Without greens fees in the traditional and presumably intended meaning of the term, probably not.

I'm sure that greens fees are included by the PDGA as an allowable pass-through fee because of private, pay-to-play courses like mine (and yours). But if they want to allow for a more liberal interpretation of the term, and consider greens fees as a general TD fee from which he pays for use of the course (public or private) and can use the remainder how he sees fit including paying himself, then it could work under current rules.
 
I'm proposing low-entry ($10-$25), no players pack, no prize payouts, trophy-only; money to TD (club, etc.) for expenses, PDGA fees, profit, whatever. For my entry, I get a tournament.

You don't see many people paying $10 to show up and play for absolutely nothing. Maybe you're right. Let's try it. Maybe I'm in a minority, but a large enough minority to make it work. Earlier in this thread people cited events that filled under just this formula. Lots of other amateur sports manage to work this way: pay your entry, compete in an organized event, period. Maybe disc golf can't; maybe we're too addicted to "stuff". But could we at least try, and see?

You should start a new thread based on this. I think it's time to consider low cost entry fees, no player pack, no merch winnings, JUST trophy only..like you said. But it would need to be a decent trophy, not a framed print of the event poster, etc.
 
The etched glass ones I have seen are pretty nice. Also have seen a few where they mounted a tourney stamped disc on a wooden plaque that were pretty decent... Your basic youth soccer team gilded plastic trophies I think would be rather meh...

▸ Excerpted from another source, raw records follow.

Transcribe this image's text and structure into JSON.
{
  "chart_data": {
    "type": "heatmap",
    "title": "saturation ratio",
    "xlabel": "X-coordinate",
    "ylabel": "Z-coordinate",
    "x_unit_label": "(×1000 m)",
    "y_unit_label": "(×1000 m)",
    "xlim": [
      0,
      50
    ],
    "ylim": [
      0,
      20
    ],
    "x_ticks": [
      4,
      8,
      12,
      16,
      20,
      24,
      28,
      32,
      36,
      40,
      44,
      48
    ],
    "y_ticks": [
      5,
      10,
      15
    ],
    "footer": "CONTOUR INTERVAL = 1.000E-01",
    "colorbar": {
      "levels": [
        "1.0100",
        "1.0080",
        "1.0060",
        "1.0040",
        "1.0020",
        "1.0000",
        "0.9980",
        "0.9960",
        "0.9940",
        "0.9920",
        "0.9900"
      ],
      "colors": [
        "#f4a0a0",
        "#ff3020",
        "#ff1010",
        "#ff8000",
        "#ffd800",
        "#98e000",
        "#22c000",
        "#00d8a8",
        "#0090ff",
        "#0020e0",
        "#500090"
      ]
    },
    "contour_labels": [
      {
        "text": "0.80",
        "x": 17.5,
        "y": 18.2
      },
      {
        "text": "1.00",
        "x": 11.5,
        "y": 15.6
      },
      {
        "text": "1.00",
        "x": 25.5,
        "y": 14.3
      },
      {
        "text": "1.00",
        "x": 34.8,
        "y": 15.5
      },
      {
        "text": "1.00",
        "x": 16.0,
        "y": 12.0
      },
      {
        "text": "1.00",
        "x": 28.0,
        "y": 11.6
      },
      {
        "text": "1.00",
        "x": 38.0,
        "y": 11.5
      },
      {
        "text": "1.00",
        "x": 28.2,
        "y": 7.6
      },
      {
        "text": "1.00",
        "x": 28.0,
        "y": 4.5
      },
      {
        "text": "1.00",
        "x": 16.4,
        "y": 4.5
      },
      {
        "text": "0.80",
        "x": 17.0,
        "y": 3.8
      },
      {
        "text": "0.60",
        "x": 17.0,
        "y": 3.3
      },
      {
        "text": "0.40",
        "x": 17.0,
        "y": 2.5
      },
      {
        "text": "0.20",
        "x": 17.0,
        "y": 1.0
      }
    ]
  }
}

… I bet MartinD could make some sweet trophies.:thmbup:
 
I would like to apologize to Tyler because Teemkey is 100% correct. The responsibility for the quality of the published writing belongs to the editors of Ultiworld, not Tyler.

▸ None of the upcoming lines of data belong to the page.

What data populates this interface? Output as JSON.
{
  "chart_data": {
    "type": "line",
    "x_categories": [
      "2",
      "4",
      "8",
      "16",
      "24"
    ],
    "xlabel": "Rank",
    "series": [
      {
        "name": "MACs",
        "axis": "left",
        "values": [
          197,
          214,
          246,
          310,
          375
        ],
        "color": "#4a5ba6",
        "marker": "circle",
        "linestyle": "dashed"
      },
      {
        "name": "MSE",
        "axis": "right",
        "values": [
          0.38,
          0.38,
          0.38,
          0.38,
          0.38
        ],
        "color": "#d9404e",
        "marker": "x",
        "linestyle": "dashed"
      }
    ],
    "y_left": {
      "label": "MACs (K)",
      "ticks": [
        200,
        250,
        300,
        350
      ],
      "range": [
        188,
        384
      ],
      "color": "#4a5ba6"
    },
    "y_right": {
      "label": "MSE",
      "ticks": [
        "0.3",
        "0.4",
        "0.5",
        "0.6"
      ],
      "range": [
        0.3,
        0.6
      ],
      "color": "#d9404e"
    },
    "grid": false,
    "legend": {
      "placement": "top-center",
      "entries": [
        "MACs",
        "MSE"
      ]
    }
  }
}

Tyler did a great job starting a discussion. From his discussion, many folks learned that the PDGA already allows tournament directors a great deal of flexibility when running events. Players and potential TD's learned events DON'T have to offer all the Am divisions. We all learned MA4 doesn't exist in North Carolina yet it is a thriving division in Illinois.

Tyler is welcome to lead by example and try his divisional ideas at his next PDGA events. Then Tyler can let us know how well it works. It could be a perfect solution for events in his area.

Thank you for the discussion Tyler.

Thanks for your response. I just circled back to this forum after being away for a few weeks.

I am very glad that I authored the piece and helped spark this conversation. I would love if the PDGA were willing to to a bit more to set precedents and expectations as well as clearly lay out good options for TDs and help support and resource them.
 
You should start a new thread based on this. I think it's time to consider low cost entry fees, no player pack, no merch winnings, JUST trophy only..like you said. But it would need to be a decent trophy, not a framed print of the event poster, etc.

For older players, the trophy is a negative. They have enough valueless stuff in their house that is too "precious" to throw away.

They want the experience. Ratings make it real. On-line archives make it last.
 
Yes, D-tiers were a short-lived tier aimed at growing interest in the PDGA in areas that were light on PDGA membership and/or events. The highlights were a low sanctioning fee ($25), low per-player fee ($1 I believe), and no non-member fees. Other than that, it gave no more freedom of format than you have at a C-tier, with all the same requirements.

D-tier was replaced by the Competitive Endowment Program.
 
For older players, the trophy is a negative. They have enough valueless stuff in their house that is too "precious" to throw away.

They want the experience. Ratings make it real. On-line archives make it last.

For older players who have been playing for decades I would agree. For older players, relatively new to the game, I would disagree.
 
Dynamically generated divisions based on the participants would be pretty cool. Put people with roughly similar ratings together. Automatically created divisions would obviously have outliers, but so do current fixed divisions and the experience would be better for the majority.